Thursday, February 10, 2011

Fear Of A Flood | Canadian Adventure Lifestyle Photographer

(originally posted on Facebook)

I have been following the industry (generally a bit of each genre) a lot lately and am starting to get a little worried. My philosophy is if you don't stay one step ahead of everyone else or make yourself very specialized, you will drown in (not the competition) the devaluing of the market you are in. Due to the huge influx of new photographers, there is no shortage of great work, at low cost. The problem here is there is very little value associated with this new work as it is plentiful and cheap. Like china in the 70's, why would I purchase something made in North America when I can get it for 1/10th the price in China.

However, there are those who understand the value of certain things in life (look at what people are passionate about) and are willing to spend the money on those things. This is where you want to be. If you are specialized and create something with real value attached to it (hint: relationships - they know, like, and trust you) and you charge for that value, your clients won't blink over the price.

Only a few will ever make it to the top, either that or create your own market and own it. My suggestion would be to: read more than everyone else, work on your creativity more than everyone else, and develop real relationships more than everyone else.

Most of my peers in the industry right now are doing well or have the potential to do great work. My interest is to help others develop themselves, evolve into what they see themselves in the future, and to bring the value back into to what we are doing.

Wednesday, February 2, 2011

Twirlers Assignment | Adventure Lifestyle Photographer

This week is the deadline for the Spring issue of AirdrieLIFE magazine so I am cutting it close. This had been in the works for some time but when there is more than a few people involved you are subject to every ones schedules.

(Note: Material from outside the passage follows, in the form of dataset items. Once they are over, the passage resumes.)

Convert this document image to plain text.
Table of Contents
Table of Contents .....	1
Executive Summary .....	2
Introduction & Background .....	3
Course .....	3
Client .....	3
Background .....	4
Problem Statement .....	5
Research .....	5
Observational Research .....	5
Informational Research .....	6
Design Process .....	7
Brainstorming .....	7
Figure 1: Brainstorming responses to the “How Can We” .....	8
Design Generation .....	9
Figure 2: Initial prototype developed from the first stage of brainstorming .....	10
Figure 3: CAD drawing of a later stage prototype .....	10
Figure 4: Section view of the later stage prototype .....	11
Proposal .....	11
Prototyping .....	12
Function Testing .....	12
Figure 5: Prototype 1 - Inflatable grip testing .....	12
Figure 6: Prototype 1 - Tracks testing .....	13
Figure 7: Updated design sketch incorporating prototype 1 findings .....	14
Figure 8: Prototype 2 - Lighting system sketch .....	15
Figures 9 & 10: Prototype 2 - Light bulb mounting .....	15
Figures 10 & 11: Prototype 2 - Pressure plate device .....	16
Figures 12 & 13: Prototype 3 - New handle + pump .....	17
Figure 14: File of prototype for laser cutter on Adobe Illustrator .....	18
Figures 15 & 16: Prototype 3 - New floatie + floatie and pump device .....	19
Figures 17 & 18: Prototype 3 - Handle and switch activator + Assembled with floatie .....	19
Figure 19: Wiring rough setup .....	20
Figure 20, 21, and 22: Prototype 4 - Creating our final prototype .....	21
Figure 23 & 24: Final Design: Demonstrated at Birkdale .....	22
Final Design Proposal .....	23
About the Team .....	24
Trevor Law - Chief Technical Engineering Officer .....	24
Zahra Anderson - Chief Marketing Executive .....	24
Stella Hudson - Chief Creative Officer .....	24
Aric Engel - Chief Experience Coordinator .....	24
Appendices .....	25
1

Never the less I had about 1/2 hour to try to pull this rabbit out of the hat. I had tried this in studio with my daughter and thought I could make it work. At the last second I added strobes and it made the composition complete. I was really trying to show the movement they can perform.

This is actually a 6 second exposure with a modeling (constant source) lamp to camera right and a manually timed strobe to camera left at just the last second. I can't wait to try this type of shot again.